What is actually going on if we zoom into the quantum level? How are the concepts of resistance and voltage drop interpreted then?
Best Answer
To me, the most interesting characteristics of electrical resistance is the orbital positions, which feeds common quantum calculations. That is the most electrical conductivity, thereby the lowest electrical resistance, comes in the middle of the periodic chart. It is the column, 29-Cu Copper, 47-Ag Silver, and 79-Au Gold.
The challenge for thinking of these using the quantum model is that the electrons are in the toward the max of the current d-shell. These are all d-shell (Xd9) which you get the quantum number from:
What is the right quantum numbers of Copper?
That reference is important because it states that the last electron quantum number for Copper is the same as the last electron quantum number of Zinc, which has very different - low - electrical conductivity -- the opposite of Copper. As such, one would not expect the expression with the same last electron to yield such opposite if the quantum number is the same. One would expect that the last electron is the critical one for electrical conductivity - being the most removed (lowest energy to release).

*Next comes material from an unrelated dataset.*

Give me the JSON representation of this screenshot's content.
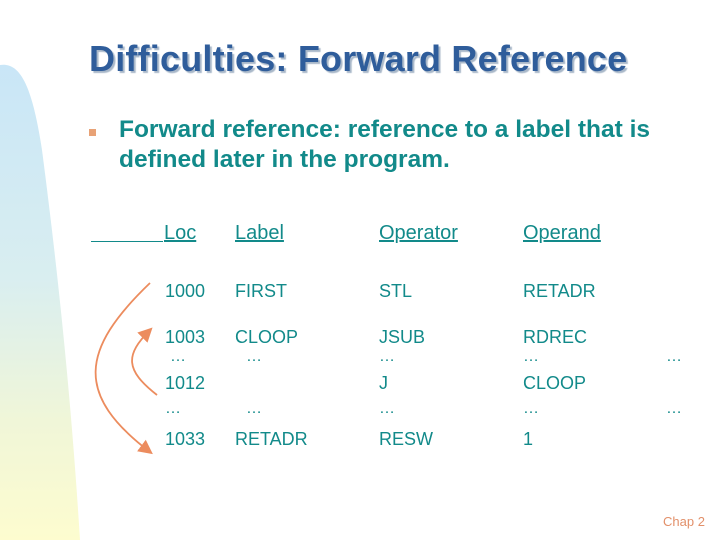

I believe the answer lies in other research about 'transition metals' which exhibit a number of contradictory. Specifically, at:
https://en.wikipedia.org/wiki/Transition_metal
It states that d-Shell transition provides a) magnetic, b) when in solution color, and c) oxidation, but not electrical resistance.
So, to me the linkage of electrostatic conductivity to current quantum theory remains inadequate. Quantum theory is good at only certain properties.